Bíceps pulley é aquele treino de bíceps feito na polia — o cabo da academia — em vez de halteres ou barra livre. Aliás, se você já sentiu que sua rosca direta “esvazia” no meio do movimento, ou que o bíceps trava assim que o cotovelo passa de 90 graus, o problema não é sua genética: é o equipamento.
Eu sou o Petrus, professor de Educação Física (CREF 004521-G/PE), e depois de mais de 15 anos dentro de academia posso te dizer uma coisa direto: bíceps pulley resolve um problema que peso livre não resolve sozinho. Isso porque, com halteres, a tensão cai perto da extensão ou da flexão máxima do braço — a gravidade “solta” o músculo naquele ponto. Na polia, porém, isso não acontece: o cabo puxa na mesma direção do começo ao fim, então o bíceps trabalha em toda a amplitude, sem folga.
Por isso, neste artigo eu vou te mostrar os 8 exercícios de bíceps pulley que mais uso com alunos, com o passo a passo, o que cada variação enfatiza e o erro mais comum de cada movimento. Além disso, no final tem um modelo de treino pronto e um guia rápido pra você escolher a variação certa pro seu objetivo.
Antes de entrar nos exercícios, porém, vale entender um detalhe: a altura da polia muda em que ponto do movimento o bíceps sofre mais — isso a gente destrincha adiante.

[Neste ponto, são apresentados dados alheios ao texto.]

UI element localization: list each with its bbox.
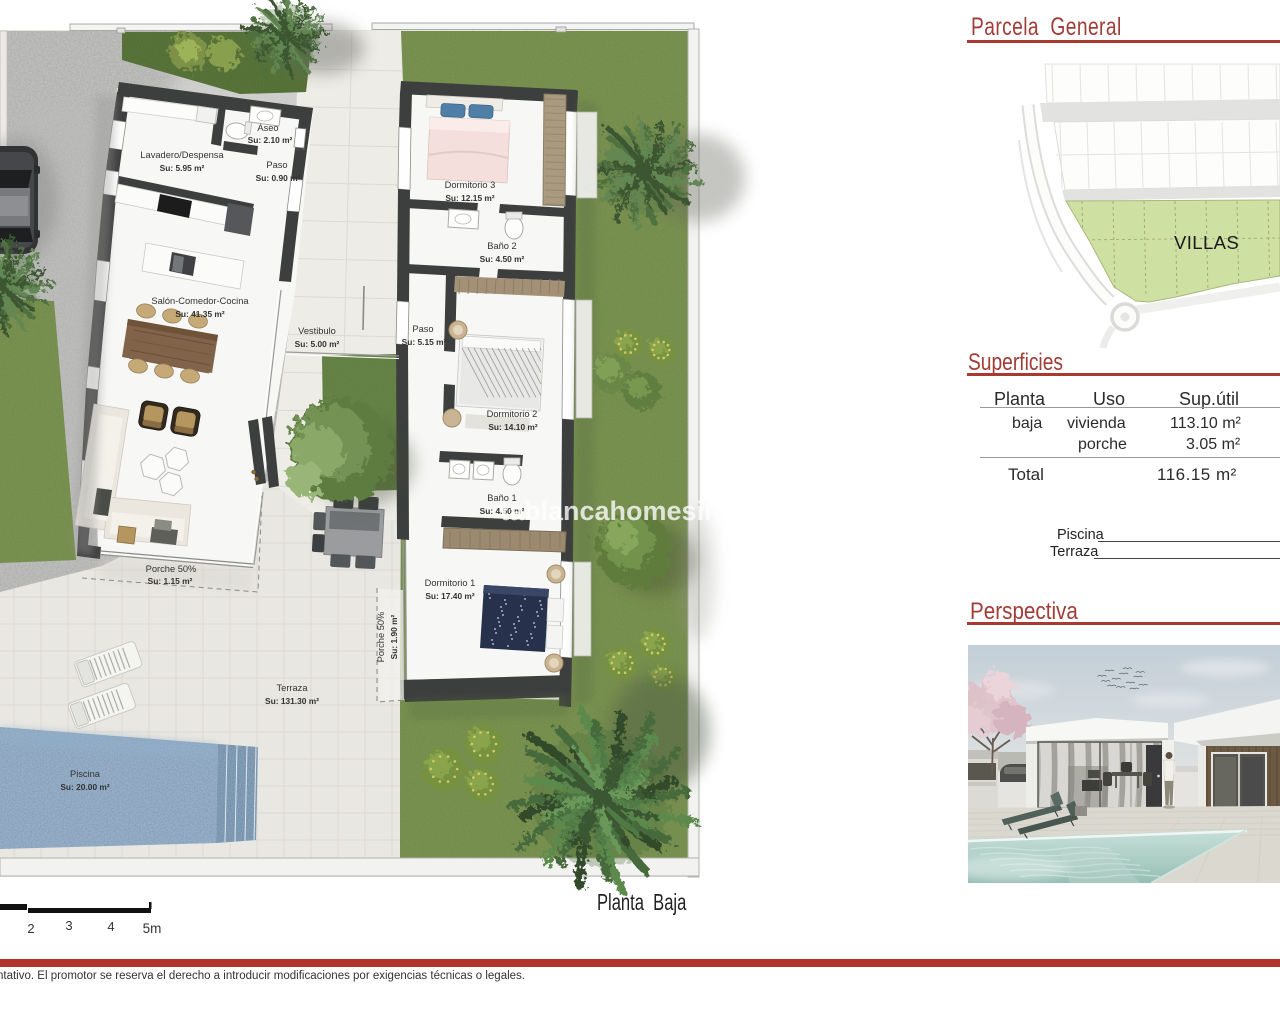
svg-text:Su: 41.35 m²: Su: 41.35 m² — [175, 309, 225, 319]
svg-text:Aseo: Aseo — [257, 123, 278, 133]
svg-text:Su: 5.95 m²: Su: 5.95 m² — [160, 163, 205, 173]
svg-text:Su: 14.10 m²: Su: 14.10 m² — [488, 422, 538, 432]
svg-text:5m: 5m — [143, 921, 162, 936]
svg-text:Baño 2: Baño 2 — [487, 241, 516, 251]
svg-text:3: 3 — [65, 918, 72, 933]
svg-text:Dormitorio 3: Dormitorio 3 — [445, 180, 496, 190]
svg-text:Su: 5.15 m²: Su: 5.15 m² — [402, 337, 447, 347]
svg-text:Salón-Comedor-Cocina: Salón-Comedor-Cocina — [151, 296, 249, 306]
svg-text:Piscina: Piscina — [70, 769, 101, 779]
svg-text:Su: 1.15 m²: Su: 1.15 m² — [148, 576, 193, 586]
svg-text:tablancahomesin: tablancahomesin — [500, 496, 721, 526]
svg-text:4: 4 — [107, 919, 114, 934]
svg-text:Su: 5.00 m²: Su: 5.00 m² — [295, 339, 340, 349]
svg-text:Porche 50%: Porche 50% — [146, 564, 197, 574]
svg-text:VILLAS: VILLAS — [1174, 232, 1239, 253]
svg-text:Vestibulo: Vestibulo — [298, 326, 336, 336]
svg-text:Porche 50%: Porche 50% — [376, 612, 386, 663]
svg-text:Dormitorio 1: Dormitorio 1 — [425, 578, 476, 588]
svg-text:Paso: Paso — [412, 324, 433, 334]
svg-text:Lavadero/Despensa: Lavadero/Despensa — [140, 150, 224, 160]
svg-text:Su: 17.40 m²: Su: 17.40 m² — [425, 591, 475, 601]
svg-text:Su: 2.10 m²: Su: 2.10 m² — [248, 135, 293, 145]
svg-text:Su: 12.15 m²: Su: 12.15 m² — [445, 193, 495, 203]
svg-text:2: 2 — [27, 921, 34, 936]
svg-text:Su: 1.90 m²: Su: 1.90 m² — [389, 614, 399, 659]
svg-text:Su: 4.50 m²: Su: 4.50 m² — [480, 254, 525, 264]
svg-text:Paso: Paso — [266, 160, 287, 170]
svg-text:Terraza: Terraza — [277, 683, 309, 693]
svg-text:Dormitorio 2: Dormitorio 2 — [487, 409, 538, 419]
svg-text:Su: 20.00 m²: Su: 20.00 m² — [60, 782, 110, 792]
svg-text:Su: 131.30 m²: Su: 131.30 m² — [265, 696, 319, 706]
svg-text:Su: 0.90 m²: Su: 0.90 m² — [256, 173, 301, 183]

Use a tabela abaixo como atalho e depois volte pra entender o “porquê”: assim você evita trocar de exercício toda semana sem necessidade.
| Objetivo | Exercício | Altura da Polia |
|---|---|---|
| Pico de contração | Rosca na polia alta | Alta |
| Hipertrofia geral | Rosca direta na polia baixa | Baixa |
| Cabeça curta (pico) | Rosca concentrada | Baixa |
| Isolamento total | Rosca scott na polia | Baixa/Média |
O Que É Bíceps Pulley e Como Ele Trabalha o Braço?

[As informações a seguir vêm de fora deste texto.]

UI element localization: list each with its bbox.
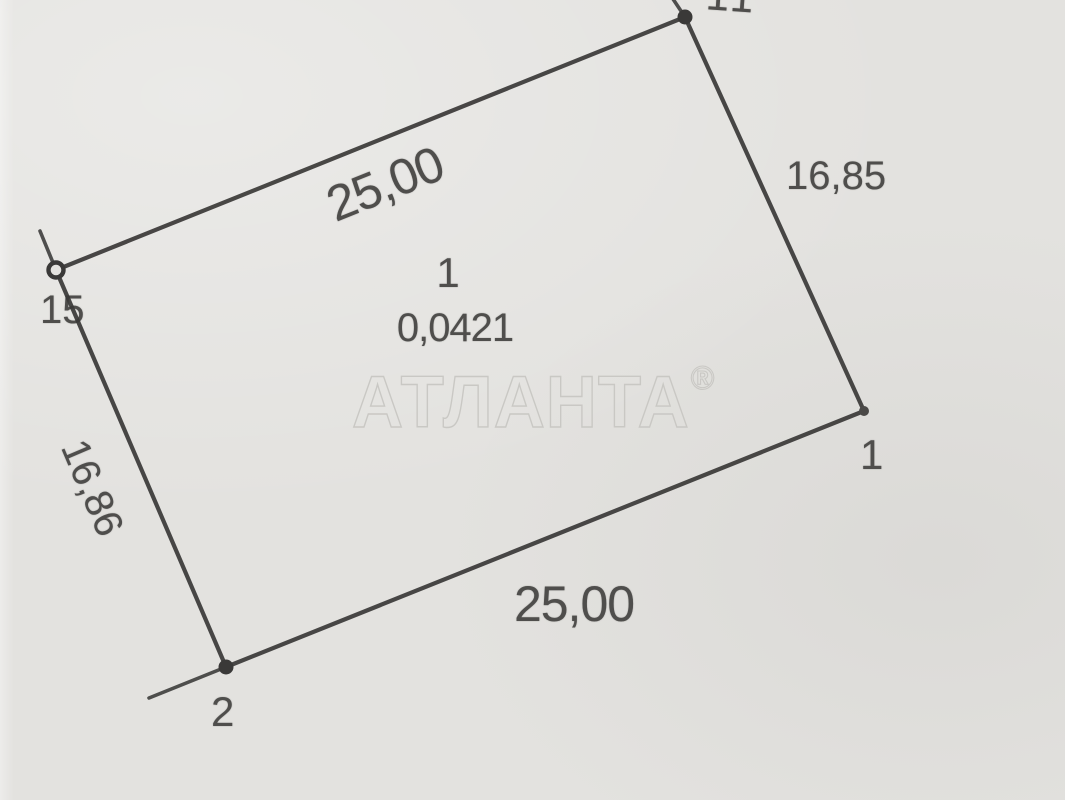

Bíceps pulley é o treino de bíceps feito na polia — o equipamento com cabo e peso empilhado — que mantém tensão constante no músculo do início ao fim do movimento, diferente de halteres ou barra livre. Assim, você ajusta a altura da polia pra mudar o ângulo de trabalho, o que permite focar em pontos diferentes do bíceps ao longo do treino.
A grande vantagem da polia sobre o peso livre é simples de sentir na prática: numa rosca com halter, o momento de maior esforço é lá no meio do movimento, e quando o braço se aproxima da extensão total ou da flexão máxima, a tensão cai — a gravidade deixa de “puxar contra” o músculo naquele ângulo. No cabo, porém, isso não existe: a direção da resistência é sempre puxando pra baixo (ou na direção da polia), então o bíceps braquial fica sob carga em toda a amplitude do movimento.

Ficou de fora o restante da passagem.